Di Luigi Casale
I libri che aprono il Nuovo Testamento della Bibbia cristiana sono quelli dei quattro evangelisti: Matteo, Marco, Luca e Giovanni. I quattro autori sono certamente personaggi storici; ma quello che non si sa è se sono stati veramente essi gli autori degli scritti loro attribuiti. I testi di cui disponiamo furono scritti in lingua greca: quindi di letteratura greca si tratta. Anche se si può tranquillamente supporre che alla base di ognuno dei quattro testi letterari ci sia stata una fonte orale in una delle lingue ebraiche: tradizione locale di singole comunità, consolidatasi nel libro istitutivo di quella stessa chiesa locale.
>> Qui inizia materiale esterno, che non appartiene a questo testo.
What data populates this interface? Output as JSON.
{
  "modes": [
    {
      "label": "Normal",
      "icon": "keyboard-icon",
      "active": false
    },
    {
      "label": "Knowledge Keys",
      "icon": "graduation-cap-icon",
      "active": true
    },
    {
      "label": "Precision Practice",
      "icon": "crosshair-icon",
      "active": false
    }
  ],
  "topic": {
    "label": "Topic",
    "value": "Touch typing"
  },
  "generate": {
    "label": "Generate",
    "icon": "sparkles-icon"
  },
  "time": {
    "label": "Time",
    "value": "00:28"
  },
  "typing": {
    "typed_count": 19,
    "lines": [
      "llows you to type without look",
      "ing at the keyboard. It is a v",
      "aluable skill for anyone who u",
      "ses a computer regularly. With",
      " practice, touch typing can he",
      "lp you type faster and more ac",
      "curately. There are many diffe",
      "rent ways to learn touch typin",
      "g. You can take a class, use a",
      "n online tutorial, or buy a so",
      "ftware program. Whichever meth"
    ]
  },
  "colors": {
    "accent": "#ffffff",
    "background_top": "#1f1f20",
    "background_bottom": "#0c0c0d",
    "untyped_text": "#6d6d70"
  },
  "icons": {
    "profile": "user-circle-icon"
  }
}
In seguito la necessità di tradurre in greco il testo dei racconti evangelici, come pure il libro degli Atti degli apostoli, fu dovuta al clima di universalità del contesto culturale, cioè l’ellenismo, in cui la nuova religione andava diffondendosi, caratterizzato da un essenziale bilinguismo: latino in occidente, greco in oriente. Con le classi dotte, a Roma e ad Atene, come a Gerusalemme o ad Antiochia, in grado di dominare le due lingue principali.
Successivamente – ma già siamo oltre l’editto di tolleranza emanato da Costantino nel 313, e ancora più avanti, dopo quello di Teodosio che del cristianesimo aveva fatto l’unica religione riconosciuta – la Bibbia fu tradotta anche in latino (da San Girolamo), a mano a mano che la nuova religione si espandeva da oriente ad occidente, quando ormai era divenuta un’importante realtà sociologica e morale. Perciò ci piace leggere i testi sacri ancora in latino, o richiamare idee e concetti in lingua greca, per avvicinarci dove possibile al testo originale.
Nel racconto di Luca così si legge l’episodio della nascita di Gesù: “Gloria in altissimis Deo et super terram pax in hominibus bonae voluntatis”. (Lc. 2, 14)
Dopo che gli angeli se ne tornarono in cielo, i pastori dicevano tra di loro:
“Transeamus usque Bethlehem et videamus hoc verbum, quod factum est, quod Dominus ostendit nobis”. (Lc. 2, 15)
“Et venerunt festinantes et invenerunt Mariam et Ioseph et infantem positum in praesepio”. (Lc. 2, 16)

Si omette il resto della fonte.